A variety of institutions applied, including traditional fixed income, real estate, and alternative asset managers, the Treasury said. At least five will get preliminary approval by May 15, and once a fund receives preliminary qualification, it can begin raising the minimum of $500 million in private capital that will serve as the investment that, pending further approval, will be matched with taxpayer funds.

Apple Builds Up a Chip Core

The Wall Street Journal reported Thursday that Apple ( AAPL) is working to design its own computer chips in hopes of keeping information on exclusive features for its products shielded from its rivals.

The Journal said Apple has been hiring people from many different segments of the semiconductor industry, including engineers to create multifunction chips that are used in handsets devices to run software and carry out other chores. Apple shares were up 1% in premarket trading.

Earnings Roundup

Procter & Gamble ( PG) reported fiscal third-quarter earnings of 84 cents a share, which topped Wall Street's estimates and was toward the high end of its own internal guidance. Sales fell 8% from a year ago to $18.42 billion. Analysts expected Procter & Gamble to post a profit of 80 cents a share on revenue of $18.91 billion, according to Thomson Reuters.

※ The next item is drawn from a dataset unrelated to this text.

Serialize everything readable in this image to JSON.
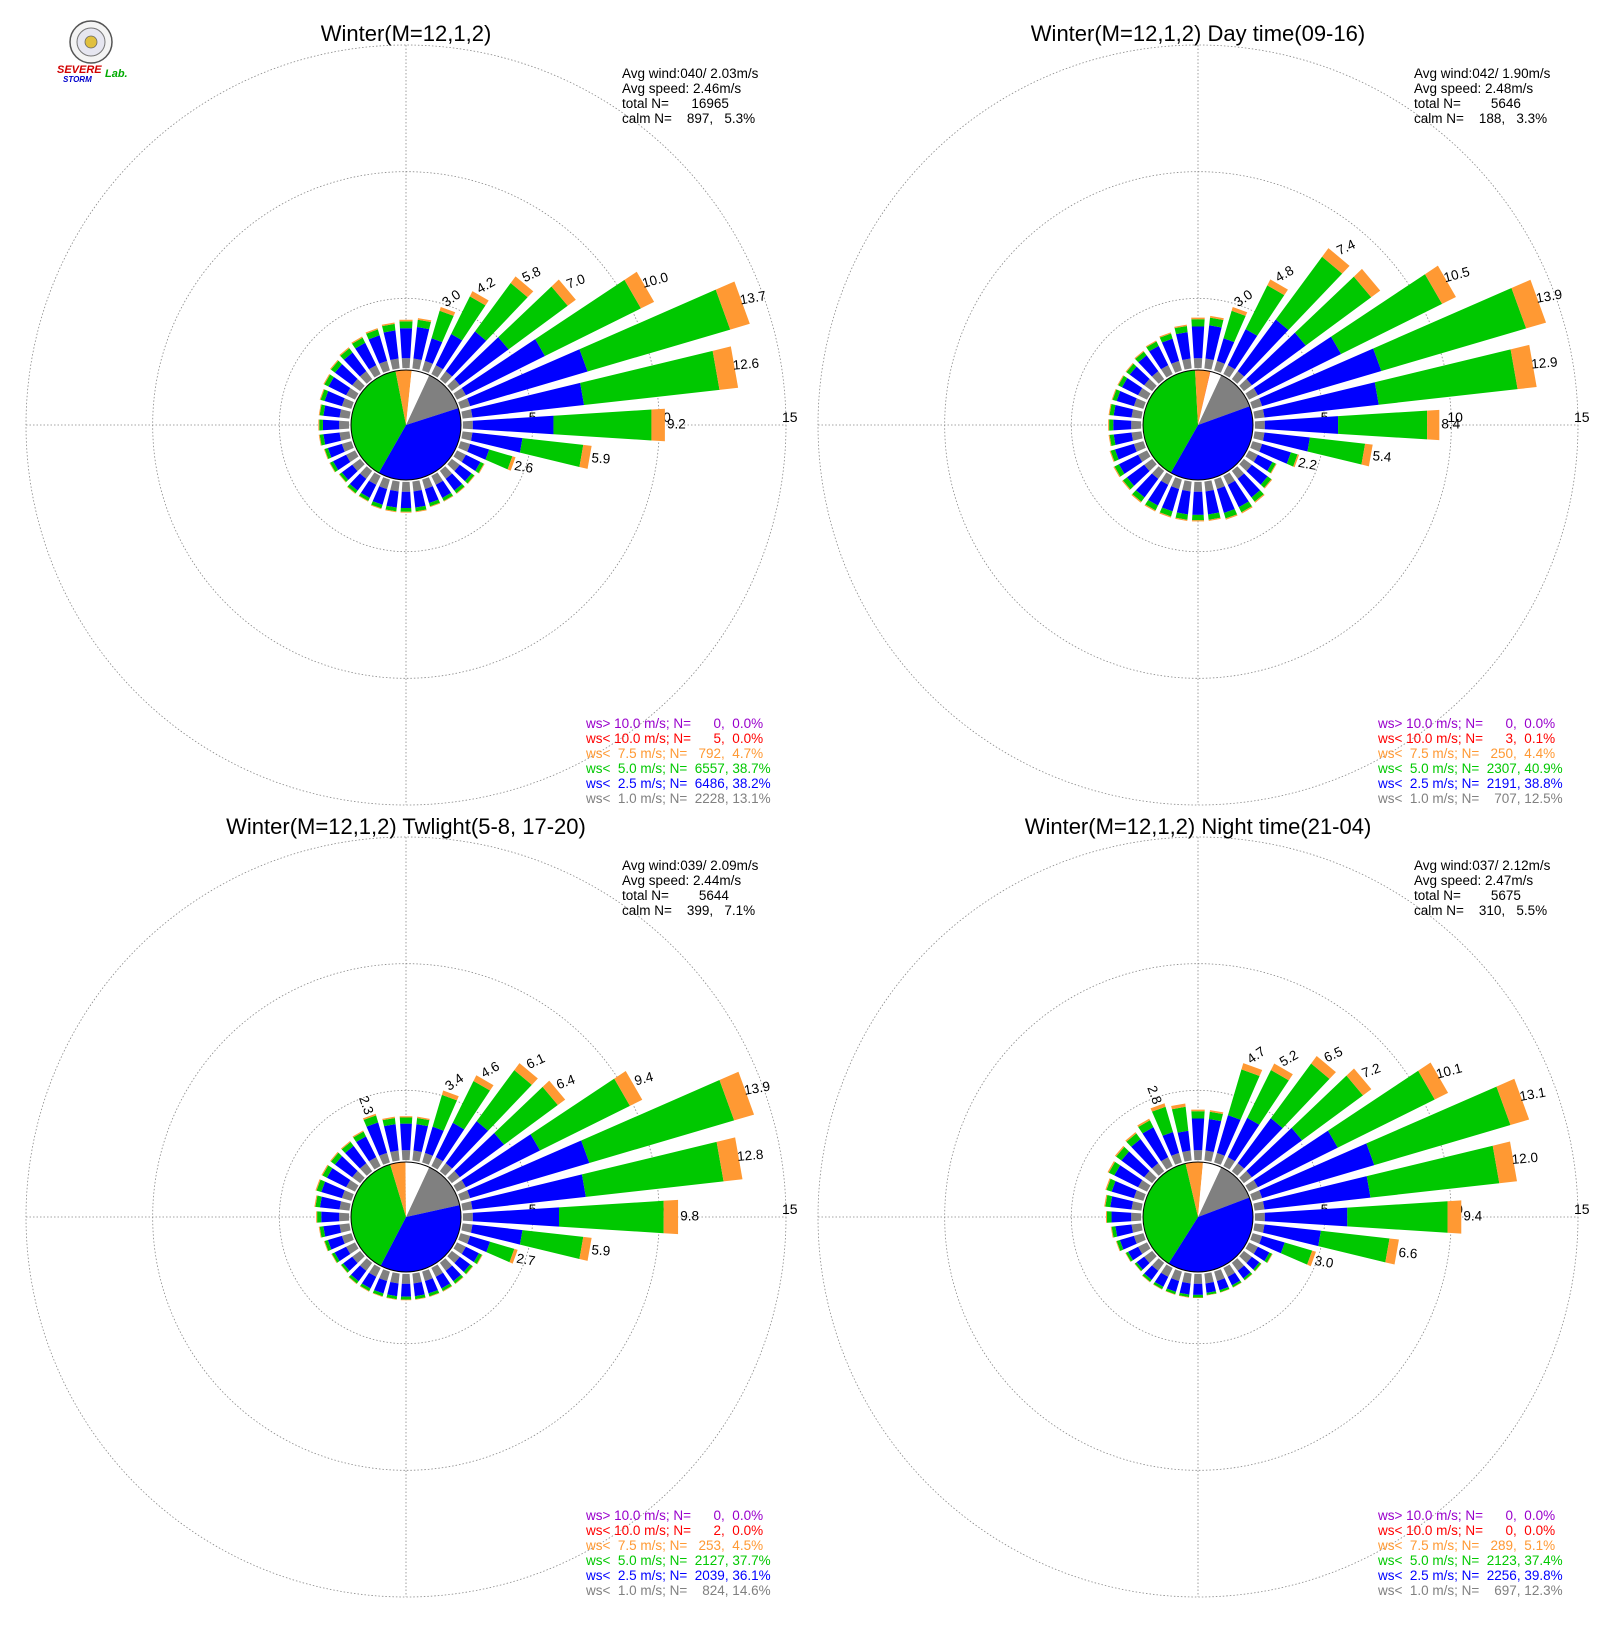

Dow Chemical ( DOW) said first-quarter earnings fell 97% from a year ago to 3 cents a share, and sales in the quarter dropped 39% from last year to $9.1 billion. Excluding items, Dow Chemical recorded a profit of 12 cents a share. Analysts were looking for a quarterly loss of 21 cents a share on sales of $11.69 billion.

Ericsson ( ERIC) said first-quarter profit fell 35% to 1.72 billion kronor ($216 million) from 2.64 billion kronor a year earlier as demand for handsets declined. Ericsson said revenue rose 12% from a year ago to 49.6 billion kronor.